Faster Stochastic Alternating Direction Method of Multipliers for Nonconvex Optimization
Proceedings of the 36th International Conference on Machine Learning, PMLR 97:2839-2848, 2019.
In this paper, we propose a faster stochastic alternating direction method of multipliers (ADMM) for nonconvex optimization by using a new stochastic path-integrated differential estimator (SPIDER), called as SPIDER-ADMM. Moreover, we prove that the SPIDER-ADMM achieves a record-breaking incremental first-order oracle (IFO) complexity for finding an $\epsilon$-approximate solution. As one of major contribution of this paper, we provide a new theoretical analysis framework for nonconvex stochastic ADMM methods with providing the optimal IFO complexity.
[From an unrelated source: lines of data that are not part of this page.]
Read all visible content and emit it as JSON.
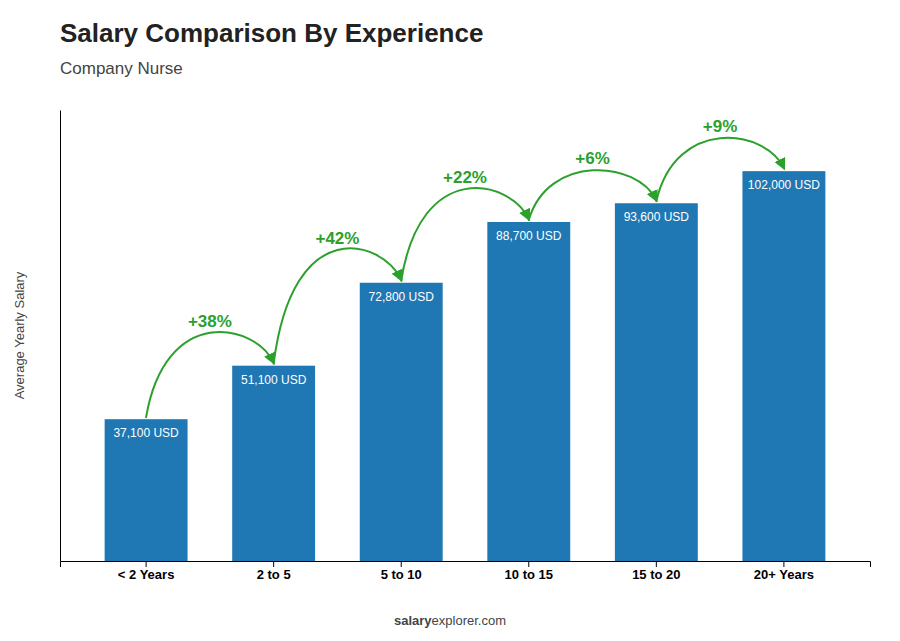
{
  "chart_data": {
    "type": "bar",
    "title": "Salary Comparison By Experience",
    "subtitle": "Company Nurse",
    "categories": [
      "< 2 Years",
      "2 to 5",
      "5 to 10",
      "10 to 15",
      "15 to 20",
      "20+ Years"
    ],
    "values": [
      37100,
      51100,
      72800,
      88700,
      93600,
      102000
    ],
    "value_labels": [
      "37,100 USD",
      "51,100 USD",
      "72,800 USD",
      "88,700 USD",
      "93,600 USD",
      "102,000 USD"
    ],
    "data_labels": true,
    "y_label": "Average Yearly Salary",
    "ylim": [
      0,
      118000
    ],
    "tick_labels": "x",
    "grid": false,
    "annotations": [
      "+38%",
      "+42%",
      "+22%",
      "+6%",
      "+9%"
    ],
    "footer": [
      "salary",
      "explorer.com"
    ]
  }
}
Based on this new analysis framework, we study the unsolved optimal IFO complexity of the existing non-convex SVRG-ADMM and SAGA-ADMM methods, and prove their the optimal IFO complexity. Thus, the SPIDER-ADMM improves the existing stochastic ADMM methods. Moreover, we extend SPIDER-ADMM to the online setting, and propose a faster online SPIDER-ADMM. Our theoretical analysis also derives the IFO complexity of the online SPIDER-ADMM. Finally, the experimental results on benchmark datasets validate that the proposed algorithms have faster convergence rate than the existing ADMM algorithms for nonconvex optimization.